Parameter | Doxil® | Doxorubicin |
Physicochemical | | |
Molecular weight (g/mol) | - | 578 [23] |
Log Po:w | - | 1.27 [23] |
pKa | - | 9.53 (strongest acidic) 8.94 (strongest basic) [23] |
fup | 1 | 0.02 [23] |
R | 0.55 * | 2.4 [24] |
PSA (Å2) | - | 206 [23] |
HBD | - | 6 [23] |
Distribution | | |
Vss correction factor | Rat | - | 20 |
Human | - | 5 |
kdeg (h− 1) | 0.025 [22] | - |
MPSrelease (h− 1) | 9 x 10− 4 [21] 9 x 10− 3 * | - |
Clint,MPS (mL/h/cell) | 2.16 x 10− 7 [21] 2.16 x 10− 8 * | - |
Elimination | | |
Clsyst | Rat (mL/h) | - | 321 ± 43.8 [24] |
Human (L/h) | - | 25.3 (13.3–35.2) [25] |
Log Po:w partition coefficient between octanol and water, pKa acid dissociation constant, fup fraction of drug unbound in plasma, R blood to plasma drug ratio, PSA polar surface area, HBD number of hydrogen bond donors, Vss volume of distribution at steady-state, kdeg release constant rate, MPS release macrophage release constant rate, Clint macrophage intrinsic clearance in primary macrophage cells, Clsyst apparent systemic clearance, - not applicable, *adjusted in the model considering haematocrit of 0.45. |
Model qualification
The m-PBPK model was qualified using the administration of 6 mg/kg and 50 mg/m2 of doxorubicin intravenously (IV) in bolus to rats and humans, respectively [26, 27]. The model was assumed to be qualified if the AAFE was below 2 when compared the predicted pharmacokinetic (PK) parameters AUC0 − inf, t1/2, Vd and Cl to the observed data. The model was initially qualified with the IV administration of the released drug alone was to characterize the elimination phase (Clsyst) to be subsequently applied to the NP model. The administration of 1 mg/kg of Doxil® IV in bolus to rats was simulated (Fig. 2) and the NP model was qualified against observed data [28, 29] in rats to adjust the parameters MPSrelease and Clint,MPS [21]. Finally, the same parameters used in the rat model were applied to the human NP m-PBPK model and the administration of 50 mg/m2 of Doxil® IV (time of infusion 30 minutes) to humans was simulated (Fig. 3) and PK parameters were compared to the observed data [27].

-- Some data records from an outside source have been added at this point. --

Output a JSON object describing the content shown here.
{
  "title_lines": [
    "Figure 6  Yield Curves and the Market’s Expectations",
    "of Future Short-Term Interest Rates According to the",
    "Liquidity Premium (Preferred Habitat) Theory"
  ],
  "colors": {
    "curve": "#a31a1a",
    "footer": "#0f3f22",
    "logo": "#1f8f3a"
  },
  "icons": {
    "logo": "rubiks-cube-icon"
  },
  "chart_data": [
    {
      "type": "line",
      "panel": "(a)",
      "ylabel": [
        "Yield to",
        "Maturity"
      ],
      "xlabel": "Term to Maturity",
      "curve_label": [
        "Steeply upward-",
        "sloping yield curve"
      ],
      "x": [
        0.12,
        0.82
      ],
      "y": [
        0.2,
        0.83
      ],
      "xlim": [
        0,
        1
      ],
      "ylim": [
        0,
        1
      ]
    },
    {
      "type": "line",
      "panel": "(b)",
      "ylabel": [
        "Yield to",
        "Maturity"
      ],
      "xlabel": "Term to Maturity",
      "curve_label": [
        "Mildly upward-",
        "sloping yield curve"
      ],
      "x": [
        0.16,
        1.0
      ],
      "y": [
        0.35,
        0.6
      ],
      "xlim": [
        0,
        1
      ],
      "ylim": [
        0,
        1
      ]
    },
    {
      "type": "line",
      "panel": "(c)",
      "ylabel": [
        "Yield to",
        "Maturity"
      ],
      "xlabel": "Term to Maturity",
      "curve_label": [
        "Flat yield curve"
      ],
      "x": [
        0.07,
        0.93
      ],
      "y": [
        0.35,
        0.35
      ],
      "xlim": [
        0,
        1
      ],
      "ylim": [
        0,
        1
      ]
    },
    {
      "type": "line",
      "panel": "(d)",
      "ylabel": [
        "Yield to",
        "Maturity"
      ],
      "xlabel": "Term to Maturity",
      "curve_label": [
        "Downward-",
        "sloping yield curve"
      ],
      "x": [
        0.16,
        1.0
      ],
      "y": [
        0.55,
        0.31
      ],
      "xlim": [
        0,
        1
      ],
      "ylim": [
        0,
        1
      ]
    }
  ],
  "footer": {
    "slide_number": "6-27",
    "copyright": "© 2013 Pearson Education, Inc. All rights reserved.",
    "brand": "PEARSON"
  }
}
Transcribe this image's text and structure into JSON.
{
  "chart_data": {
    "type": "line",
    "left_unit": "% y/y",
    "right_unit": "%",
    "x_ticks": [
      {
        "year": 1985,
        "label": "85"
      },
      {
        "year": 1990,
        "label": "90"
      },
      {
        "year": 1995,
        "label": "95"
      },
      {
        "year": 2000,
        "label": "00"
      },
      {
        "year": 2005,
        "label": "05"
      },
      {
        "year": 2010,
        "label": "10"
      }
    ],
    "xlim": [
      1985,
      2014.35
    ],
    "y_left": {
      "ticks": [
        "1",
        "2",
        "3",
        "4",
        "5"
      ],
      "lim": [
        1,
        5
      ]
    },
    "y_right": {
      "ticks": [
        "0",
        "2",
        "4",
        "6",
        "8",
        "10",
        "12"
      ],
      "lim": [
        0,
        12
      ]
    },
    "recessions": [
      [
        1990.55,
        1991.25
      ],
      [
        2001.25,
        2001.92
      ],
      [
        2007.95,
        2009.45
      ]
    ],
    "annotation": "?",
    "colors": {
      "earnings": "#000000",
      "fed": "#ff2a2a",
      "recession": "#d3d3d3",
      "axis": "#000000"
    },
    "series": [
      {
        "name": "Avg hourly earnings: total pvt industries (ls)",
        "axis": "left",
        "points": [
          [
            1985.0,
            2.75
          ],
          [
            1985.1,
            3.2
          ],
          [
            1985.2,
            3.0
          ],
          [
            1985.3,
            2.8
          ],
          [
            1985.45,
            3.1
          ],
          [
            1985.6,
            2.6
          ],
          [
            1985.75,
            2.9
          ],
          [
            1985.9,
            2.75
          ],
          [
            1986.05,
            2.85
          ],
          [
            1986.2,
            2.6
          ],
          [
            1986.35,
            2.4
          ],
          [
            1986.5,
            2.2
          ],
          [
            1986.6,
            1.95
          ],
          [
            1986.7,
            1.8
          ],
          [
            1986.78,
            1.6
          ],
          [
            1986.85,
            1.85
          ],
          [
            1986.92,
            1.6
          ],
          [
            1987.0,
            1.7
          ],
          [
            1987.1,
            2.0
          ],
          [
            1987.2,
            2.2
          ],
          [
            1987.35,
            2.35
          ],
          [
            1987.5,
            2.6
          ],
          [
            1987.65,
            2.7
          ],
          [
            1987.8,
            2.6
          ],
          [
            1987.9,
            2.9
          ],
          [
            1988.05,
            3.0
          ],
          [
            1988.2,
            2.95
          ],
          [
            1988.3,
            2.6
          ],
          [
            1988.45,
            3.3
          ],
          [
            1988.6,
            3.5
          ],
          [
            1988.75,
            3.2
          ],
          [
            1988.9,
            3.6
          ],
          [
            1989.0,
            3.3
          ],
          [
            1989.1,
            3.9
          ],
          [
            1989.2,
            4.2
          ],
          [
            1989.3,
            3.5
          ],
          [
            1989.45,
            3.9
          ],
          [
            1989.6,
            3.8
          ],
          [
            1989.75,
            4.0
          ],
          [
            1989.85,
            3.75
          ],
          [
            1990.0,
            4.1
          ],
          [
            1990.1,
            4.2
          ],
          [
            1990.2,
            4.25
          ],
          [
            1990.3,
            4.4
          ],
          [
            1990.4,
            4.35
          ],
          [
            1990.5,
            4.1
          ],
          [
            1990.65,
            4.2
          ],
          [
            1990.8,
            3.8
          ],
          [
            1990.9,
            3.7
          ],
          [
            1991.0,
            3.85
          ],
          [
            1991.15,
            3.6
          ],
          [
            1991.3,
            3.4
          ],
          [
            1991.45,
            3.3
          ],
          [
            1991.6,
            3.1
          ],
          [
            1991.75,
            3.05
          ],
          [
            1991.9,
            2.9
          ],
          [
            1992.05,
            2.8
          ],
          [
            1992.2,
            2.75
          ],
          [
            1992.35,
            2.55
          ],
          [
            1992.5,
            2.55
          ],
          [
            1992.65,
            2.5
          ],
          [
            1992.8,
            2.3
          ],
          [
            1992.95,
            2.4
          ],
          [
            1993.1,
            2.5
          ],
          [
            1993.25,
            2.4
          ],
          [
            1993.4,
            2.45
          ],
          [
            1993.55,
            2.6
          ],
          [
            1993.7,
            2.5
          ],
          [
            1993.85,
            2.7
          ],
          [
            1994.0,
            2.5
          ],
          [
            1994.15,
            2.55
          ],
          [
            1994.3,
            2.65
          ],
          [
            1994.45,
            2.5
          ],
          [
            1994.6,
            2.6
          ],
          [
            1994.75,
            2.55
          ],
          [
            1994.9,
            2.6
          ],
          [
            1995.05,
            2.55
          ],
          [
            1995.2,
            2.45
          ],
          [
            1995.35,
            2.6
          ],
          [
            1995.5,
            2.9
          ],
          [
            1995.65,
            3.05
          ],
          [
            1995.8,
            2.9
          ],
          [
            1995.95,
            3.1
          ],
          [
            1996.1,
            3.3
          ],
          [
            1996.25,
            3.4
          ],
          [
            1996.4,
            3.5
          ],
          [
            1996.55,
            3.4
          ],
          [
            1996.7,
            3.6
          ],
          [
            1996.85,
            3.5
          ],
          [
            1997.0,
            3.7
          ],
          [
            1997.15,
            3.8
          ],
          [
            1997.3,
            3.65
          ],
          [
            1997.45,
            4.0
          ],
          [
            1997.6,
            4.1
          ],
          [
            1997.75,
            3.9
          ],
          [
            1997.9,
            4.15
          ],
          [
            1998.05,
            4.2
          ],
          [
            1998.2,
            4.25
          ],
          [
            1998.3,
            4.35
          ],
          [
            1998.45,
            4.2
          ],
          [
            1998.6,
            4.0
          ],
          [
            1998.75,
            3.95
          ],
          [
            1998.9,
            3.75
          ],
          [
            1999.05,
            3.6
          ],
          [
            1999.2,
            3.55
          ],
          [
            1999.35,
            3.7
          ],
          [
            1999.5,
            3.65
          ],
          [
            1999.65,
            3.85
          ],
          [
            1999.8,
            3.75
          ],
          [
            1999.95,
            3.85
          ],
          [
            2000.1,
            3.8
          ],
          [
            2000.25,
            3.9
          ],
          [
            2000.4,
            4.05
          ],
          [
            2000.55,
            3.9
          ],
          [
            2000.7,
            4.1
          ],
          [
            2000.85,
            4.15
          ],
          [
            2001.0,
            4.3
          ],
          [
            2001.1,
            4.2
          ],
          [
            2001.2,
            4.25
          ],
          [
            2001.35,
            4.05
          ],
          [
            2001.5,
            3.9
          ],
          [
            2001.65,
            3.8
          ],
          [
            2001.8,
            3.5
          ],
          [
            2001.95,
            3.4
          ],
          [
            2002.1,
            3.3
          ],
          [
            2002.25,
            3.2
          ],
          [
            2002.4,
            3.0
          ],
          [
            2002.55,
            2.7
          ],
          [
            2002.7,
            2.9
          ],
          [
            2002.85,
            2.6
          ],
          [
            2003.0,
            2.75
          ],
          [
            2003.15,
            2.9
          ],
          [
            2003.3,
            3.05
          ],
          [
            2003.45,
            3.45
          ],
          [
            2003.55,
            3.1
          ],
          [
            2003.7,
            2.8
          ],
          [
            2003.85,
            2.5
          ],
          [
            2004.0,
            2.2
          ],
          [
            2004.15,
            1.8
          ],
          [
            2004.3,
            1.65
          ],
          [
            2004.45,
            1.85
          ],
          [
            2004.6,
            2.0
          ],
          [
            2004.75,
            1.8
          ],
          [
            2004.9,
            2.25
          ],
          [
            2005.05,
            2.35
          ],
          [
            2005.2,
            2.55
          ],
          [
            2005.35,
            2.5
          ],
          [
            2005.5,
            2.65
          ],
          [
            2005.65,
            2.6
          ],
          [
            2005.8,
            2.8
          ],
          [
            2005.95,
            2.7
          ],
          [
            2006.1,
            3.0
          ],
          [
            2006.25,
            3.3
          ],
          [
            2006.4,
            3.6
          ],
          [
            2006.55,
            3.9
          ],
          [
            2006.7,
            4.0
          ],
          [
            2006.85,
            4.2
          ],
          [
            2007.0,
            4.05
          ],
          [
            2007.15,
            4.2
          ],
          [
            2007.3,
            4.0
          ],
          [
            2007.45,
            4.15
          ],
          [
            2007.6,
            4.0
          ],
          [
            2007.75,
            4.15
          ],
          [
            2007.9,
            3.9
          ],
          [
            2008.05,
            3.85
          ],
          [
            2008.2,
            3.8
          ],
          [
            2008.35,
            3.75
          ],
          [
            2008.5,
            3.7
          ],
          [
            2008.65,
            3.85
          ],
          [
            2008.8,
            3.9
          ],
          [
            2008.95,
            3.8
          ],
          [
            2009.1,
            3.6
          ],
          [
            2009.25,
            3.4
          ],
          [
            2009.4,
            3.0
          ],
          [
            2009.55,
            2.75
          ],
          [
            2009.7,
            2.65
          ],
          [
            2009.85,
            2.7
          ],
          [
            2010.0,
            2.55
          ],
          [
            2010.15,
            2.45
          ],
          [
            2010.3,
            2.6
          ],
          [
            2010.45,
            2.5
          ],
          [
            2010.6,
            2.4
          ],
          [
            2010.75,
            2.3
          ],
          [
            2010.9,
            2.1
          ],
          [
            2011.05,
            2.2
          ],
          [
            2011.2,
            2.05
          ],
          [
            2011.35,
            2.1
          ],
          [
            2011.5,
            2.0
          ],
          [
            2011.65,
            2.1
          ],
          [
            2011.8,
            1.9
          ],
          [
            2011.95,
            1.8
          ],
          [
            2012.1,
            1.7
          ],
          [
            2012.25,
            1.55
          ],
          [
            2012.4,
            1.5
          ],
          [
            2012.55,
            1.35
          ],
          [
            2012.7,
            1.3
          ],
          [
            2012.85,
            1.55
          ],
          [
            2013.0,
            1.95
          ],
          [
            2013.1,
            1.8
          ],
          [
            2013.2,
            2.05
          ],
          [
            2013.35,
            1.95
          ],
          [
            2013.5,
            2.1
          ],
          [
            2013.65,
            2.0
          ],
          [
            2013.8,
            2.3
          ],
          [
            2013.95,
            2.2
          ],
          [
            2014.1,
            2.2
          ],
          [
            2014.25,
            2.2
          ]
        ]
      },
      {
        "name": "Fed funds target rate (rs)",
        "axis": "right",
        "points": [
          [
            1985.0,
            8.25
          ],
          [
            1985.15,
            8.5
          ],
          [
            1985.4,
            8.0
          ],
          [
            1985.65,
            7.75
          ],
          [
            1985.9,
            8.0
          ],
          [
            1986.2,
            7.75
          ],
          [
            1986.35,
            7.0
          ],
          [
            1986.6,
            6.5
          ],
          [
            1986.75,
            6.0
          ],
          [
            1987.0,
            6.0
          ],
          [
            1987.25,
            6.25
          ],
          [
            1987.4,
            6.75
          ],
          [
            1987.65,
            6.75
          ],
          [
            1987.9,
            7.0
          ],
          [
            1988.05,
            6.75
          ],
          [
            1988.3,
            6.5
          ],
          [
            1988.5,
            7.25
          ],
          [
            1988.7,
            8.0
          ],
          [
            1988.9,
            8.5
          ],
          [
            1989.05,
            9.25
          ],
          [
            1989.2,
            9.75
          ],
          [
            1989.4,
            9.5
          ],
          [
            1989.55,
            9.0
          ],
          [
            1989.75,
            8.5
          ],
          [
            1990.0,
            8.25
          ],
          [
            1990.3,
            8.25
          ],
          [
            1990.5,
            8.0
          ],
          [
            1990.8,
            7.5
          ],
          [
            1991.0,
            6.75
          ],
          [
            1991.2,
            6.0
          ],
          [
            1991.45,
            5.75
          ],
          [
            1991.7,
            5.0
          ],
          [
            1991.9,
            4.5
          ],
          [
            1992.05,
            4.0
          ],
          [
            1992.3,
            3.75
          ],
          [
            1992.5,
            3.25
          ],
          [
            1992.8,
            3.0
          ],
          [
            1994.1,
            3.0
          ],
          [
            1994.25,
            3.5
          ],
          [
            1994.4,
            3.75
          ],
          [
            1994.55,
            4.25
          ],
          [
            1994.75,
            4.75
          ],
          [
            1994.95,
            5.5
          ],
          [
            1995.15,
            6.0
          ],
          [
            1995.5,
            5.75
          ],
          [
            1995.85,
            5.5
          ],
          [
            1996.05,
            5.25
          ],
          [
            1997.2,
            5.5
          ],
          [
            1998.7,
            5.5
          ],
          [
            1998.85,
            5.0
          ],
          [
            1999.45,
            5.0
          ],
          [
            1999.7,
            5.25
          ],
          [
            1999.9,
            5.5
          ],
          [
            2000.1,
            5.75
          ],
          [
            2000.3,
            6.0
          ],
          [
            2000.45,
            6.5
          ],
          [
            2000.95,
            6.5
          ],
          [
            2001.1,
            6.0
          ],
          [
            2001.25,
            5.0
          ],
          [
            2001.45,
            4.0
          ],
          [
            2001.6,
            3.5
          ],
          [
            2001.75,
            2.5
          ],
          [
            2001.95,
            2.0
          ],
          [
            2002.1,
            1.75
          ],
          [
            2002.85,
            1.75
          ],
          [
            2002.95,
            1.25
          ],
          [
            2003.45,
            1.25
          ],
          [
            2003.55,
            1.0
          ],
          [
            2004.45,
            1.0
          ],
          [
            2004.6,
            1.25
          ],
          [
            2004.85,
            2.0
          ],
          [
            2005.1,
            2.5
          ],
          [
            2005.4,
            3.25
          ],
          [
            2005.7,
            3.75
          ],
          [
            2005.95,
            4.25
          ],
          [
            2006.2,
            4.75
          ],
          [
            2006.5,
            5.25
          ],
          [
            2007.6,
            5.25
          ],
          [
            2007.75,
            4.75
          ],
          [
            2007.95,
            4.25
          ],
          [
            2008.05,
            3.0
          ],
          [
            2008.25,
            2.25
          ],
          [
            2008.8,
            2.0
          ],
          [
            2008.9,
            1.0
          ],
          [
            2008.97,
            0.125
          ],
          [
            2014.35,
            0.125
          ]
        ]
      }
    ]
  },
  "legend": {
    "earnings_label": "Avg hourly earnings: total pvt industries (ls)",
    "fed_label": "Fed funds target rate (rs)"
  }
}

Prediction of tissue distribution in rats and humans
Predictions of tissue accumulation in both rat and human models were simulated with administrations of 1 mg/kg and 50 mg/m2 of Doxil® IV, respectively. The total concentration in tissue after 24 hours was calculated based on encapsulated + unencapsulated doxorubicin concentration. A sensitivity analysis of the rat model was performed considering the changes of Doxil® maximum concentration at 24 h in the liver, spleen, and lungs to a range variation of ± 10 and ± 5 times the initial value parameters: kdeg, MPSrelease, Clint,MPS.